The Oscar-nominated film star, who could be released from the California Substance Abuse Facility and State Prison in Corcoran as early as November after time off for good behavior, said in a series of interviews for the magazine's August issue that he has not used drugs since June of 1999 and is ready to rejoin society.
A writer for Vanity Fair who visited Downey in prison five times over the course of eight months described the 35-year-old star of 1992's Chaplin in the article as having taken on the "appearance and disposition" of a prisoner and angry during a final visit in May.
"I'm just sinking further into my depression sessions," Downey said. "Sometimes I'm just dead, living in a f——— warehouse. I'm ready to get out."
Downey was sentenced in August of 1999 to three years in prison by a Los Angeles Superior Court judge who found that the actor had violated his probation on a 1996 cocaine possession charge by repeatedly missing mandatory drug tests.
During the course of the five interviews, the magazine reports, Downey's attitude over his incarceration ranges from sanguine to bitter as he describes sharing a cell with four other inmates and working in the prison kitchen for eight cents an hour.
Downey began serving his time by keeping to himself, but eventually began to interact with his cellmates, sharing his food and keeping them entertained with Hollywood stories and even leading Christmas carols.
"All these years, my favorite thing to do in life was to be laughing until the tears welled up," Downey said. "Now I've found that humor is something as valuable as an Aqua-Lung is to divers."
The magazine reports that Downey evaded questions on whether he has been sexually assaulted in prison, changing the subject twice and finally responding: "I can never confirm or deny it."
During a later phone interview, the magazine said, Downey emphatically denied being sexually assaulted but said to the writer: "I would never tell you the worst things that have happened to me" in prison."
One of Downey's former cellmates told Vanity Fair that the actor, son of filmmaker Robert Downey Sr. and actress Elsie Downey, nearly came to blows with another inmate after a game of racquetball.
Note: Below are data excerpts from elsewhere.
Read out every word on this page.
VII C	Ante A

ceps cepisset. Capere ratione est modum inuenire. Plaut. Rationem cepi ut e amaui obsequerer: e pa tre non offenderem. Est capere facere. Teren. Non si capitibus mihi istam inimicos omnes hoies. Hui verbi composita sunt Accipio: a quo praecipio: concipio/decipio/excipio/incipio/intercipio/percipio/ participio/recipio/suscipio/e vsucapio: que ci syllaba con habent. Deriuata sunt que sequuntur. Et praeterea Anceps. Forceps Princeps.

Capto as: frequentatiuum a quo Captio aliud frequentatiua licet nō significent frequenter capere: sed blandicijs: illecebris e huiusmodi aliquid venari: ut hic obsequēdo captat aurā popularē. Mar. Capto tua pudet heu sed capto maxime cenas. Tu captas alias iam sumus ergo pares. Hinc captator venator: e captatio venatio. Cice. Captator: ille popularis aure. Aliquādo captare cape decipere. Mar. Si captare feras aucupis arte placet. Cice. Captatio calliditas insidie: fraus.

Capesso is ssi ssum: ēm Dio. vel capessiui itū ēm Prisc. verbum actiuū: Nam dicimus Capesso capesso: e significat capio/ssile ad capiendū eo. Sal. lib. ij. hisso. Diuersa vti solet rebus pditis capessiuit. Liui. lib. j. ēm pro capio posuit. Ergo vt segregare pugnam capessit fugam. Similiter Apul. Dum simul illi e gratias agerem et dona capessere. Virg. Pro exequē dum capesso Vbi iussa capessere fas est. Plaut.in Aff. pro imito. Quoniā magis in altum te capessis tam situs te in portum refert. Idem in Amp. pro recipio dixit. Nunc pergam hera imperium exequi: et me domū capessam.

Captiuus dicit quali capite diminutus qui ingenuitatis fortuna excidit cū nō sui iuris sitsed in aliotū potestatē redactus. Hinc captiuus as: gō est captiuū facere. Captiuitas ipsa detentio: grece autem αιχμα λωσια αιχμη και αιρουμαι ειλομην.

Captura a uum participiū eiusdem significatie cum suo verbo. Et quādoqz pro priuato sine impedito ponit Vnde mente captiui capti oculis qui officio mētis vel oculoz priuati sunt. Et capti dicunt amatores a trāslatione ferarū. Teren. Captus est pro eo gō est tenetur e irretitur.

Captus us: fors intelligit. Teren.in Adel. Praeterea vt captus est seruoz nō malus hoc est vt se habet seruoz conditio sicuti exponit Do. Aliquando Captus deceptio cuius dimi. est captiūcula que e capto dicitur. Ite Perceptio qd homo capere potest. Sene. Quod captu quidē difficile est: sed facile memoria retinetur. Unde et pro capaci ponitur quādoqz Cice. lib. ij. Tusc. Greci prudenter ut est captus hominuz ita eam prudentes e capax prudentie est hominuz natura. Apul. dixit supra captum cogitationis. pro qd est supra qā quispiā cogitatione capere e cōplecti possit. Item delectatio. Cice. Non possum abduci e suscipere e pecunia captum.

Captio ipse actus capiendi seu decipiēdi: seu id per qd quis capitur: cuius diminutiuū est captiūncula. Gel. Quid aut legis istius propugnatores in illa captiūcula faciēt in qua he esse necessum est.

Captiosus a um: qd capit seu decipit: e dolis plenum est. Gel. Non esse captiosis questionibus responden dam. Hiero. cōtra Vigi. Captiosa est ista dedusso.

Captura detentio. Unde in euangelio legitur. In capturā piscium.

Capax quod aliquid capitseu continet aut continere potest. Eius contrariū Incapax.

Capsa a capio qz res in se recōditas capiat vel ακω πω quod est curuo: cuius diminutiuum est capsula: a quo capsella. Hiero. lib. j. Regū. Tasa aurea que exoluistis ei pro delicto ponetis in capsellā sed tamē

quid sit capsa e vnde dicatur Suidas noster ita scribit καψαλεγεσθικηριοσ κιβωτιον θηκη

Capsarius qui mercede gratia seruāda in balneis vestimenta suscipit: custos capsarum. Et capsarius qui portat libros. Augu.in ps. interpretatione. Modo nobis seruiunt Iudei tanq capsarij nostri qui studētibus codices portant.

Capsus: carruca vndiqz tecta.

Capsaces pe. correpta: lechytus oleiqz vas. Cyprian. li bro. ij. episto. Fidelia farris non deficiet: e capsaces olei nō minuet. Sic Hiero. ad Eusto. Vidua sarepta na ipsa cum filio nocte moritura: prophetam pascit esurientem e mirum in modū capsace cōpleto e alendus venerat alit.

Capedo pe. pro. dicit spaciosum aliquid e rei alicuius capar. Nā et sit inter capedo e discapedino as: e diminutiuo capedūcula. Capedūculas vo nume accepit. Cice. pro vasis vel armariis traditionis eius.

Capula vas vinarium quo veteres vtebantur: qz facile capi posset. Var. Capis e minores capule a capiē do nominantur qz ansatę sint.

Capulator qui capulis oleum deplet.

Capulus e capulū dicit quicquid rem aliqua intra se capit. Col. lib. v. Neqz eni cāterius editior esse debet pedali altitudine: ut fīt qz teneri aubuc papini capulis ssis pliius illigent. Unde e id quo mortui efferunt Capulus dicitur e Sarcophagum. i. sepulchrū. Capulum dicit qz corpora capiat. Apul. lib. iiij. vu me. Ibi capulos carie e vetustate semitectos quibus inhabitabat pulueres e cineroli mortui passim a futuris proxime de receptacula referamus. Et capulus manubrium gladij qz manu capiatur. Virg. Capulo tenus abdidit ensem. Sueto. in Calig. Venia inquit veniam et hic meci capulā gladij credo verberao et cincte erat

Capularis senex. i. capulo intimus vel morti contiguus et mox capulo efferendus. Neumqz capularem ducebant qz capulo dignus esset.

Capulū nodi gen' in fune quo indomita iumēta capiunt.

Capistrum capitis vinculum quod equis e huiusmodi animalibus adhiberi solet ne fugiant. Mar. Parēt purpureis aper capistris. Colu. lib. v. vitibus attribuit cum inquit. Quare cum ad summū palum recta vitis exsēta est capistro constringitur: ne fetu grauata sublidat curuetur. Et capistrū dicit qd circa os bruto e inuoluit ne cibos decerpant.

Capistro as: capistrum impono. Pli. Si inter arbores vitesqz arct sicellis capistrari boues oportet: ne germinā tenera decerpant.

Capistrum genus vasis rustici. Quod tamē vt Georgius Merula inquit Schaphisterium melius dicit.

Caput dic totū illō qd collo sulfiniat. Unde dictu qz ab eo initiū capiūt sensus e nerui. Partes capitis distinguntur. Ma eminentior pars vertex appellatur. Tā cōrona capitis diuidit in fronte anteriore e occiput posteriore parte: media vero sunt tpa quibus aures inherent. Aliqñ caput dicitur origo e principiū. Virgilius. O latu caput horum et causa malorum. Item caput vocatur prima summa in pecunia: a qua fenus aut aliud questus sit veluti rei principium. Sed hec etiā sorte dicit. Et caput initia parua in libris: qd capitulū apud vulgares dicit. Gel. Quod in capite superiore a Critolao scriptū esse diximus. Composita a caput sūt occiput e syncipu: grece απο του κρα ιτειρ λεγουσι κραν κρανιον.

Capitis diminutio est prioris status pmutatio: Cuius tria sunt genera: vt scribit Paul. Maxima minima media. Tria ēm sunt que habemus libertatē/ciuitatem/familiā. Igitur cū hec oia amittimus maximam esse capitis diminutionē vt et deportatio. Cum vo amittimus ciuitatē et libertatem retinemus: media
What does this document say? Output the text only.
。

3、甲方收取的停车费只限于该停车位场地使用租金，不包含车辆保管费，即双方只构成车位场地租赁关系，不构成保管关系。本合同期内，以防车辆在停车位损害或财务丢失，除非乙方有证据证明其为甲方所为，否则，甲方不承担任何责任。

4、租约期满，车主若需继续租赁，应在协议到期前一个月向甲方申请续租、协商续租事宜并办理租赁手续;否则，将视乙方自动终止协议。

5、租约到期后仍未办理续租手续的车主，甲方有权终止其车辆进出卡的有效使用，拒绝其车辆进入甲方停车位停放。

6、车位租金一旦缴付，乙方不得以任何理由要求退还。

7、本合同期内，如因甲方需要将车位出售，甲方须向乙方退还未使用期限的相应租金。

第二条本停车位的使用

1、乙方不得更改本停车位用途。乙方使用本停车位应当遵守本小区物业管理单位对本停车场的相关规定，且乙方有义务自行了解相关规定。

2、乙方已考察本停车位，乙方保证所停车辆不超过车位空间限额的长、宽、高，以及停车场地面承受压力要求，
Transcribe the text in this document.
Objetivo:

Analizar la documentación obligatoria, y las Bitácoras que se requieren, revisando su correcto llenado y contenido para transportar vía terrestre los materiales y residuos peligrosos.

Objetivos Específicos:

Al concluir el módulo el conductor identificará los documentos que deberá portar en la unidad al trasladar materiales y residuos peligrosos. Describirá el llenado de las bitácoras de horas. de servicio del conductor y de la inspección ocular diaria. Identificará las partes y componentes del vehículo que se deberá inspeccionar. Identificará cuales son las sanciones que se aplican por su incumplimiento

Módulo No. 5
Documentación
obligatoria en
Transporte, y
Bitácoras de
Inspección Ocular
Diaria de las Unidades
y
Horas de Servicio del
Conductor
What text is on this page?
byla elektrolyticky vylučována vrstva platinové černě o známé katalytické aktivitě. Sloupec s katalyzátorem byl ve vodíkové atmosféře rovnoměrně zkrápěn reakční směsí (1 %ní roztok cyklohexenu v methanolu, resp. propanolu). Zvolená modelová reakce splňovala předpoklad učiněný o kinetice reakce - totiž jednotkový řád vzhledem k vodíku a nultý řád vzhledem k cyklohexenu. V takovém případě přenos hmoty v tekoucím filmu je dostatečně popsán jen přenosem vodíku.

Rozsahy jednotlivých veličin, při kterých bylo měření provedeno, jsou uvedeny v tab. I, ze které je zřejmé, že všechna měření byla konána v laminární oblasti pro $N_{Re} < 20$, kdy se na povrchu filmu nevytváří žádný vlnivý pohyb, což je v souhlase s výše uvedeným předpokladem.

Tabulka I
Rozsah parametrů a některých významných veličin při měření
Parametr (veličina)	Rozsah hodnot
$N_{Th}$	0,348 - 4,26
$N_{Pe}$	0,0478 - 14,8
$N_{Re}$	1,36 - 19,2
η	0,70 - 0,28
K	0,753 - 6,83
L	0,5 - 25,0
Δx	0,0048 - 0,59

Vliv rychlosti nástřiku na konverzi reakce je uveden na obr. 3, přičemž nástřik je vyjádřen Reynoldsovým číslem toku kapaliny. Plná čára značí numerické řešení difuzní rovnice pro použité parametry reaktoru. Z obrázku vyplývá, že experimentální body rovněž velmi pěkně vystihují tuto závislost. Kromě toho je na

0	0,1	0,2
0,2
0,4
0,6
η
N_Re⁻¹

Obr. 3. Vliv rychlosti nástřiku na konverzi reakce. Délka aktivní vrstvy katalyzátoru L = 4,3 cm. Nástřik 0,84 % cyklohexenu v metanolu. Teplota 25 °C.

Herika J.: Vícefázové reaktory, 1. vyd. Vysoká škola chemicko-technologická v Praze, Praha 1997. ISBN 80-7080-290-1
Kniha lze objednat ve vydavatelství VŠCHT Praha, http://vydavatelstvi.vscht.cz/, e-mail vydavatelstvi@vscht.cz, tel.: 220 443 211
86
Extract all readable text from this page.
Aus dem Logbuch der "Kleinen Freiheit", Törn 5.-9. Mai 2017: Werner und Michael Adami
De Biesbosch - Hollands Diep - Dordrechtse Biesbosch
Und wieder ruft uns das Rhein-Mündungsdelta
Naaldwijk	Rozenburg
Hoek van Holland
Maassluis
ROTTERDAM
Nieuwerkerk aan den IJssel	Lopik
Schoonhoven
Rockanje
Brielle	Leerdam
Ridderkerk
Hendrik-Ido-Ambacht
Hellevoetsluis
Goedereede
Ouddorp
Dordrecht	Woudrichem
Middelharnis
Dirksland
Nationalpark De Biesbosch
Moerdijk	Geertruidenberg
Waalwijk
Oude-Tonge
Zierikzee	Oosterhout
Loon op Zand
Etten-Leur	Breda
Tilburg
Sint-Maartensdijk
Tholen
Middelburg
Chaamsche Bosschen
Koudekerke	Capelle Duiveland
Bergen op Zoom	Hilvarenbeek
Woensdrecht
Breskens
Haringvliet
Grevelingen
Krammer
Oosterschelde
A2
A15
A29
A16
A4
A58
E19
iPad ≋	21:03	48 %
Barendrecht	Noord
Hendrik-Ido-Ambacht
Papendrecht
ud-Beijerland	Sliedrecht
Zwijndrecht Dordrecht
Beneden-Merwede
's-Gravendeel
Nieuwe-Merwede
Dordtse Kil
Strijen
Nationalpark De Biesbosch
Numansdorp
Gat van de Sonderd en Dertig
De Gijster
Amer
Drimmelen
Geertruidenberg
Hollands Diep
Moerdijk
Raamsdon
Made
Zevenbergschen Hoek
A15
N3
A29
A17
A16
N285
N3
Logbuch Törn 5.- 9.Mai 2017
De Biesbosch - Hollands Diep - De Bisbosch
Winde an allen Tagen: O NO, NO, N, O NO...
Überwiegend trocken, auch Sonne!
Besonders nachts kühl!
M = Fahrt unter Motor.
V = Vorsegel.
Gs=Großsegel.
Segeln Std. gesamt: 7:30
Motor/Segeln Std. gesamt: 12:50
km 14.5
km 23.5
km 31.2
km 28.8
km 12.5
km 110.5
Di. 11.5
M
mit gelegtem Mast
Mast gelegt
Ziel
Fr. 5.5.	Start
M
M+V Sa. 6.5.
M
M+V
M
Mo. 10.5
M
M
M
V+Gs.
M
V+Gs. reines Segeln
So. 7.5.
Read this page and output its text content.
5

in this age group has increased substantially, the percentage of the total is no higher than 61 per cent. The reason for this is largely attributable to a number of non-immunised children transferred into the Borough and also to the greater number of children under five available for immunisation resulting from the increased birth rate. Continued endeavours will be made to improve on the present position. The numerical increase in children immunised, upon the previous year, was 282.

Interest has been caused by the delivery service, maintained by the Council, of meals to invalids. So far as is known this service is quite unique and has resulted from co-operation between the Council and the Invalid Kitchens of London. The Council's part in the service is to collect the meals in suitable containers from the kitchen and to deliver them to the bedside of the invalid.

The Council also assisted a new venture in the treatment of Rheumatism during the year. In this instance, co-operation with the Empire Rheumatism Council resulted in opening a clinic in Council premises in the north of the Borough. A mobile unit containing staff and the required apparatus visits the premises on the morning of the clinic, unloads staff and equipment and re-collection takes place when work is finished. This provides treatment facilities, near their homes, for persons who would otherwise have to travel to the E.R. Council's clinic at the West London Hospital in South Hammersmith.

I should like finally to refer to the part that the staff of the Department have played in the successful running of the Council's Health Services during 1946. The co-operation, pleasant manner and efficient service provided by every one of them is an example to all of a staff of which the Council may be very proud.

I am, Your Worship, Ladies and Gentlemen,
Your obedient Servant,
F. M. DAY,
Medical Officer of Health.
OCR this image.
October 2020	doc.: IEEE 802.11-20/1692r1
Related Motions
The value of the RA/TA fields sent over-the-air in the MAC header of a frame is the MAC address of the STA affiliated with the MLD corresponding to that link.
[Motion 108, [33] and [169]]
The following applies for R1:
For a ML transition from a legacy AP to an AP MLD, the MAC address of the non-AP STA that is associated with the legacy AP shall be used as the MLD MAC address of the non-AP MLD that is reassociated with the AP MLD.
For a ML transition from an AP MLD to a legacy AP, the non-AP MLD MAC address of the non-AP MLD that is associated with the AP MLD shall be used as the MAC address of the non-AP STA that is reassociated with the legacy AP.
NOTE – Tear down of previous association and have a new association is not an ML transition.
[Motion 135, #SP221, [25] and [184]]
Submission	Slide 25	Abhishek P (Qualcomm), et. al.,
But Downey, who last appeared alongside Michael Douglas in this year's Wonder Boys, denies getting involved in any prison-yard scuffles.
The actor told Vanity Fair that he attends drug rehabilitation classes five days a week and is tested "all the time," which keeps him from backsliding into his former addiction.
"I haven't used drugs since June of 1999 — (taking) Thorazine at L.A. County jail was my swan song," he said. "End of story"—Reuters.